Lieutenant Grundeis is a true Leader; he leads by example and goes above and beyond to ensure that South Florida Reception Center is always at its best. It’s an honor to work with such a loyal, dedicated, consummate professional.
From interviewing inmate gang members to seizing dangerous contraband items, to constructing a greenhouse, it’s all in a days work for Everglades Correctional Institution Officer Philip Lebowitz.
Officer Lebowitz does everything he can to keep the prison safe. Hired in 2007, he has discovered contraband cigarettes, cell phones and drugs.
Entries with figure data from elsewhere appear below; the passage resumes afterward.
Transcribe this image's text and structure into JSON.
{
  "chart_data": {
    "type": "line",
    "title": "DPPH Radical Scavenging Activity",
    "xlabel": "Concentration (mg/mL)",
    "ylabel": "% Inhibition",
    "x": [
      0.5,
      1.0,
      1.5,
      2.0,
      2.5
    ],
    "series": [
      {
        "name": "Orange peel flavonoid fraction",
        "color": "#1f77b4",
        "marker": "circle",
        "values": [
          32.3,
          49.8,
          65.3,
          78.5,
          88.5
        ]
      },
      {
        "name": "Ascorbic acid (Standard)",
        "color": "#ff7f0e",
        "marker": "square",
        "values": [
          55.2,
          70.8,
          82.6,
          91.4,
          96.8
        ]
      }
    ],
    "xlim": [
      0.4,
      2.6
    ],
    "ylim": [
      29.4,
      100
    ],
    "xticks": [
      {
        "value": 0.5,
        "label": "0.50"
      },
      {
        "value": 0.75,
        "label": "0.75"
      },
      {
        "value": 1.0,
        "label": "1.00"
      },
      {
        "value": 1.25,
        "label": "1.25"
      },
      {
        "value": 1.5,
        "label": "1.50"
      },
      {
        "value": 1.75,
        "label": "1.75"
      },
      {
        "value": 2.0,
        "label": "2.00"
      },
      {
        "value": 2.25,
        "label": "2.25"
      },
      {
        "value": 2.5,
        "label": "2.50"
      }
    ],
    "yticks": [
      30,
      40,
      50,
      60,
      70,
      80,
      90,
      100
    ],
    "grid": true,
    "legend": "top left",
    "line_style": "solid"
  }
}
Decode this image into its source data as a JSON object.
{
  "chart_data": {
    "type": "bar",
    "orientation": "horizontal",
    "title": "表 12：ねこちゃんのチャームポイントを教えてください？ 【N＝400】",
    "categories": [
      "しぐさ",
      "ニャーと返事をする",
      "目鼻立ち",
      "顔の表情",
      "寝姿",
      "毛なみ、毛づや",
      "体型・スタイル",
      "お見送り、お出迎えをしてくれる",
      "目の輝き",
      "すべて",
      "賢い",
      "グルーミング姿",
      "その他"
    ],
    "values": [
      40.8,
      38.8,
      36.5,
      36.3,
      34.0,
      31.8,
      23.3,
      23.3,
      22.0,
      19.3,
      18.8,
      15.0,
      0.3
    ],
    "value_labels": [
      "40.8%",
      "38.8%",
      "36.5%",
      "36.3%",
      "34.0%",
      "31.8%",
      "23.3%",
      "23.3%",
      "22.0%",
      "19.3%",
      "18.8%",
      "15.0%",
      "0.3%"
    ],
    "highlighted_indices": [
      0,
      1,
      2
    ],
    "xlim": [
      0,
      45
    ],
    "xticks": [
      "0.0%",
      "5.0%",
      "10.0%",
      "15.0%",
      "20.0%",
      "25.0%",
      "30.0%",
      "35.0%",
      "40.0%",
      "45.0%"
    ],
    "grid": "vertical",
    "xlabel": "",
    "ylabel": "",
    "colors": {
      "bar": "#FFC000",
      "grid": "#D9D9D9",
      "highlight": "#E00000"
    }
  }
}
On April 25, 2011 while conducting a shower search he noticed a string coming out of a shower vent. Upon further inspection, Officer Lebowitz discovered a homemade weapon attached to the string. The weapon was approximately 8 inches in length, sharpened to a point, with a belt for a handle.
Officer Lebowitz was recognized, last year, for his work ethic and assigned to the institutional tool cart. Upon assuming his new duties, Officer Lebowitz completed 200 work orders during his first two weeks.
Officer Lebowitz continues to go above and beyond his normal duties. He constructed a green house for an institutional horticulture program, relocated the property room, and added a podium to the center gate area for the gate officer.
Officer Lebowitz is also an active member of the Security Threat Group Team and has made contributions in identifying gang members. Officer Lebowitz is a bright, respectful, dedicated professional who strives to make the Institution better and is always eager to assist in any way he can.
Sergeant Penny Mann comes to work every day looking for ways to make Charlotte Correctional Institution a little better than it was the day before. Mastering a variety of posts since she began her career in 2002, she is currently assigned to Charlotte CI’s medical transport post. But regardless of the job, Sergeant Mann is always the first to volunteer to learn new assignments. Sergeant Mann comes to work ready to help others and learn.
Over the years many Wardens, Assistant Wardens, and Colonels have come and gone at Charlotte CI, and all of them over the last 9 years have turned to Sergeant Mann to assist them in their duties. Whether it is a TEA looking for guidance, a fellow Sergeant needing some assistance, or an Administrator looking for information to meet a deadline, Sergeant Mann always gives 110 percent.
Sergeant Mann has not been fazed over the years with all of the different jobs that she has had to master. She is the Officer that you can always count on even for the toughest assignments. Sergeant Mann works tirelessly to achieve our goal, to make sure that Charlotte Correctional is run safely, securely and efficiently.